Allievo di Brignano, la romanità è per scelta o ti viene per tradizione?
«Taglio la testa al toro dicendoti che per come la vedo io la Romanità è una scelta di tradizione. E’ un vero e proprio sigillo di riconoscimento che fa del Romanesco non un semplice dialetto bensì una lingua vera e propria confezionata a puntino per il genere comico. Il suono della voce di un qualsiasi Romano ti strappa la risata, c’è poco da fare. Non spetta di certo a me fare esempi già noti al mondo riguardo alla leggera pesantezza di Aldo Fabrizi, al malinconico umorismo di Nino Manfredi o, come diremmo noi oggi, al “taglia, copia e incolla” dei caratteri Italiani “Made in Sordi e Verdone”. Il nostro territorio – assieme a quello Napoletano – ha dato al nostro Paese i migliori clown di sempre, che vivono ancora oggi nei nostri schermi per il loro saper far ridere con la faccia, col corpo e con le parole senza l’uso di inutili volgarità. Ed è quello che in un certo senso Brignano ha raccolto in eredità e che io ho cercato di assorbire. Ah, dimenticavo… I have a dream: fra venti anni vorrei vedere gli adolescenti di adesso gustarsi i film in bianco e nero di Gassman, Sordi e Manfredi. E quest’arduo sogno si realizzerà solo se chi ha intrapreso questo mestiere non abbandonerà mai le radici che ci hanno reso grandi nel mondo».
Il caso Shany tra musica e poesia; cosa ti riesce meglio: l'attore, l'imitatore, il cantautore, il comico o il regista?
«Non ripetere mai più “Il caso Shany”. Me dovessi ritrova’ domattina sulla bacheca de sughero d’un commissariato? Comunque sia mi riesce meglio l’attorimitatorcantautorcomicoregista. Semplicemente perché musico le mie poesie, recito le mie imitazioni, canto la mia comicità e mi diverto a dirigere me stesso. Come vedi sono convinto della mia vita e so già cosa farò da grande: il fioraio».

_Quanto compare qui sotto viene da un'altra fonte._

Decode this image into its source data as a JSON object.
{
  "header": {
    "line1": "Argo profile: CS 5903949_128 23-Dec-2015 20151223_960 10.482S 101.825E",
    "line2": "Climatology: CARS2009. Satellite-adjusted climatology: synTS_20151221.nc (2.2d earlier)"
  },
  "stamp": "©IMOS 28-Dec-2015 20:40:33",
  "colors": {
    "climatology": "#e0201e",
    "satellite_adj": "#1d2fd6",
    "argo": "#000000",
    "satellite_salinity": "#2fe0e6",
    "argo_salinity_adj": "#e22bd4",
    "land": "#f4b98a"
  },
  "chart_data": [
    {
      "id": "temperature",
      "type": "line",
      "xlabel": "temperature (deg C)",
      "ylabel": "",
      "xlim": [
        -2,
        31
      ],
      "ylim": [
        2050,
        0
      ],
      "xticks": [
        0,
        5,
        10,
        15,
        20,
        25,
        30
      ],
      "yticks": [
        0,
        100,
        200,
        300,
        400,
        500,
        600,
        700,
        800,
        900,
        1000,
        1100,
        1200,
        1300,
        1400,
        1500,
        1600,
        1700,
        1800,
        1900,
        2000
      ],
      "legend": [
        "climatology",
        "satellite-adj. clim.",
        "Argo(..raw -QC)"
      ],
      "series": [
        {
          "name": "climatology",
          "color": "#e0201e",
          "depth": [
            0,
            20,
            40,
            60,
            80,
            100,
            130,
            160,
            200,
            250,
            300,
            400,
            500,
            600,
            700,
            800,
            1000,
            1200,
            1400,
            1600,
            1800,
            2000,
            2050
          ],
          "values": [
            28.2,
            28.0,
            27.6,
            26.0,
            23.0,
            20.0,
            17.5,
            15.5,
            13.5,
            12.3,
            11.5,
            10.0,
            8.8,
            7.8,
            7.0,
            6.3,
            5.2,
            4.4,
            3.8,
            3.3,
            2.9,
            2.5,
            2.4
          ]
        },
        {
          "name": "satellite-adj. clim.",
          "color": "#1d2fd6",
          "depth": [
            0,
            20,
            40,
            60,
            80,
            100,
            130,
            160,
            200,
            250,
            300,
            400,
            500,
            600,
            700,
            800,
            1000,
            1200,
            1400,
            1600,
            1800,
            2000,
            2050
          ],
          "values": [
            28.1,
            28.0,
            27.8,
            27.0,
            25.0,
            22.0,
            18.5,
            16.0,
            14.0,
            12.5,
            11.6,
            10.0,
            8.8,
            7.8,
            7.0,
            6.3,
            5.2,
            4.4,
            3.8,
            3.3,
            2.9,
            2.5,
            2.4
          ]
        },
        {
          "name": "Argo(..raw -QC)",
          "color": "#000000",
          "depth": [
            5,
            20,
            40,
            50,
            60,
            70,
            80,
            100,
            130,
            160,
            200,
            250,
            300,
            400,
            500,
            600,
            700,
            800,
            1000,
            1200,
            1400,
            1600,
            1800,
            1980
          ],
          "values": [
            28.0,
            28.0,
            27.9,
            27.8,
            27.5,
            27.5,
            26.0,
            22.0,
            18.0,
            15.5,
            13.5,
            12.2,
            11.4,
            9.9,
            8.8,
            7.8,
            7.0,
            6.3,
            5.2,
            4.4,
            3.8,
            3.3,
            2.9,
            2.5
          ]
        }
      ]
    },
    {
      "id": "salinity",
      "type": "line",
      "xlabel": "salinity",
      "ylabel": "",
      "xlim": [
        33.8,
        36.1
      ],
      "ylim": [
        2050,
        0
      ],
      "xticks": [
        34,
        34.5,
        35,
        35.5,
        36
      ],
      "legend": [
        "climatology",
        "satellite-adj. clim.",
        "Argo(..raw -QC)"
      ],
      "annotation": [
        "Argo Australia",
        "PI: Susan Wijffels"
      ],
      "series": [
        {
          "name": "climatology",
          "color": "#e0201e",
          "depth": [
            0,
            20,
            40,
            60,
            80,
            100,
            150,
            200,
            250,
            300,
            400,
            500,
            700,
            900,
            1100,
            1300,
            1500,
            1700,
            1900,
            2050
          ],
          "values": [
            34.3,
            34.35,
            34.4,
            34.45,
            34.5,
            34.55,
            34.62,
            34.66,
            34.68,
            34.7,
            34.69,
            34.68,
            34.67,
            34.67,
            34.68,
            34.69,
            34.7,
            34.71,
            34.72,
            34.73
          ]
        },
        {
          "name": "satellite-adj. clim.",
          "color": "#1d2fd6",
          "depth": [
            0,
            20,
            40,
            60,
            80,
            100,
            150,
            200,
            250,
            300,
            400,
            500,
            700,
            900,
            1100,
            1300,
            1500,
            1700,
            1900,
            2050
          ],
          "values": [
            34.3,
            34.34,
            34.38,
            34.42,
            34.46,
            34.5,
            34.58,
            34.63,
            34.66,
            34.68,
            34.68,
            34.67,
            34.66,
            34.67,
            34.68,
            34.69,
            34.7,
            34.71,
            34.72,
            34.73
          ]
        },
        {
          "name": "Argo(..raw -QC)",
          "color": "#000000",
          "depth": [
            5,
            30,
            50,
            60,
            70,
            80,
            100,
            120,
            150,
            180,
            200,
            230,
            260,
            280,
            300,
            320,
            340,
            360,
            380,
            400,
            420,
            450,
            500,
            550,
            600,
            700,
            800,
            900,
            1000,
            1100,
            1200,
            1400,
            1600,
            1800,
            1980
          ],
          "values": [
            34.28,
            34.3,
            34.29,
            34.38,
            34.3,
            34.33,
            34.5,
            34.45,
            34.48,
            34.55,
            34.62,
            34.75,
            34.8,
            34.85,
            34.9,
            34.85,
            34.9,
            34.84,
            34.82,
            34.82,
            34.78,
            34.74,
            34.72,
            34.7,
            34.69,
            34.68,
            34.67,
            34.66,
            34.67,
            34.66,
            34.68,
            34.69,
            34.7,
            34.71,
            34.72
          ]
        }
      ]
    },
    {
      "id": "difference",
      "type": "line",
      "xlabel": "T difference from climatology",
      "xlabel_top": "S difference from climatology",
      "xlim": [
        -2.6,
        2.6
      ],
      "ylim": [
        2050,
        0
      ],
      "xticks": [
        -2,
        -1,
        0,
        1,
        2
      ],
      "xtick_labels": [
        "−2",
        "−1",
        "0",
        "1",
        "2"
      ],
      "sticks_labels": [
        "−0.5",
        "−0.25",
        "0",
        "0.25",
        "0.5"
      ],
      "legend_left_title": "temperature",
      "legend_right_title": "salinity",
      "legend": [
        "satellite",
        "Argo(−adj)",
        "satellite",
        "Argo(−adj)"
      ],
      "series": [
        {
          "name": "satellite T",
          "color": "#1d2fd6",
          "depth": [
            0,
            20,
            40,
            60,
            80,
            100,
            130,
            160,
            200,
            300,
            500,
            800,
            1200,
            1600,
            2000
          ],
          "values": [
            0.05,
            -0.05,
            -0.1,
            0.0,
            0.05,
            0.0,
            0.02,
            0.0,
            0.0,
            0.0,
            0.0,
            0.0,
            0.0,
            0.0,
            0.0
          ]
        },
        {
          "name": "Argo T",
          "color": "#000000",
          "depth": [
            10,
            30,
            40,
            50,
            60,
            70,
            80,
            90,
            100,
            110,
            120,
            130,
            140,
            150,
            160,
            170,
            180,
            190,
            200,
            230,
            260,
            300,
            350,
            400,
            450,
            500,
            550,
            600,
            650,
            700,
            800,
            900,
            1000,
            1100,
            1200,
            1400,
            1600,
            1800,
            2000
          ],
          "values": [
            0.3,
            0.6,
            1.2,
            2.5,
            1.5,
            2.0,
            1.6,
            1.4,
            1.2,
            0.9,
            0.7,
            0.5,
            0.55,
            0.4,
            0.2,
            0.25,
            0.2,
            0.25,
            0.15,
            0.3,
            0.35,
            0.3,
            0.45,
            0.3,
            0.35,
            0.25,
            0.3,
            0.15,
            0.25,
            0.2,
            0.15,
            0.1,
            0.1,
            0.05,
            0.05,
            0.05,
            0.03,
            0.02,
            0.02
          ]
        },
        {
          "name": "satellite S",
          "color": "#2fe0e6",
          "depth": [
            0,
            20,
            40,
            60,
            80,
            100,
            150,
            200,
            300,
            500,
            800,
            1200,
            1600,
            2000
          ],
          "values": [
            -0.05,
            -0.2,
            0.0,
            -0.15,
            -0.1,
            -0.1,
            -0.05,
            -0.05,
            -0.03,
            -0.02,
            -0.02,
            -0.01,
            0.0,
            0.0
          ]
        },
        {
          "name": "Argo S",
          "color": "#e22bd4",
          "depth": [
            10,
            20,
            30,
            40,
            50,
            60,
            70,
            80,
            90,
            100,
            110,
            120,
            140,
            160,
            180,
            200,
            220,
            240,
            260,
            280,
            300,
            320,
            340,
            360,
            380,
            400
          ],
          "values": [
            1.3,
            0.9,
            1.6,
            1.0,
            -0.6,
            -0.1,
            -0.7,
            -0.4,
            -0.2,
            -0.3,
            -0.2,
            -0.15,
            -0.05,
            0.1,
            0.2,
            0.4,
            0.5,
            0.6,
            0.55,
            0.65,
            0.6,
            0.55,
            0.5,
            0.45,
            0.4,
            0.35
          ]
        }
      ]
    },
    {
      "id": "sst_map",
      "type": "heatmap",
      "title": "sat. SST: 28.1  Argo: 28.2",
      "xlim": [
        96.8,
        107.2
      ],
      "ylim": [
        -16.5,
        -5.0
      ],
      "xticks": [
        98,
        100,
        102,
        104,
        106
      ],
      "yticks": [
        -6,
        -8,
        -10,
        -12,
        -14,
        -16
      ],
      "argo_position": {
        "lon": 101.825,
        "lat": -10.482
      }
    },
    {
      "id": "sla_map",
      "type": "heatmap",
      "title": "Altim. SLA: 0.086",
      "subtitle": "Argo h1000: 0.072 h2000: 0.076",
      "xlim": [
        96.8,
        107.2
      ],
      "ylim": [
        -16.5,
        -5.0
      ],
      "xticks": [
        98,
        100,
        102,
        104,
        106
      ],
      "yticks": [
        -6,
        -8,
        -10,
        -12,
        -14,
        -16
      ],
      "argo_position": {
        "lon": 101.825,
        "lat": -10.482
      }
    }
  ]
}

Shany Martin, a modo suo, è un Don Chisciotte?
«Bella ‘sta domanda, non me l’aveva mai fatta nessuno. Certo che si! Essere un Don Chisciotte è un dovere per tutti! Cosa sarebbe una vita senza sogni? Una vita insonne. E visto che soffro di insonnia, fidatevi se vi dico che è meglio sognare. Poi se lo si fa ad occhi aperti insieme ad altre persone è ancora meglio, s’intende. Ma tutti i grandi uomini da prendere d’esempio erano dei piccoli Don Chisciotte all’inizio. Perché i grandi obiettivi inizialmente hanno addosso un abito di apparente perdita di tempo, ma in realtà quello che vediamo in lontananza è molto più di un mulino a vento. E con questo chiudiamo… me ne posso anna’?»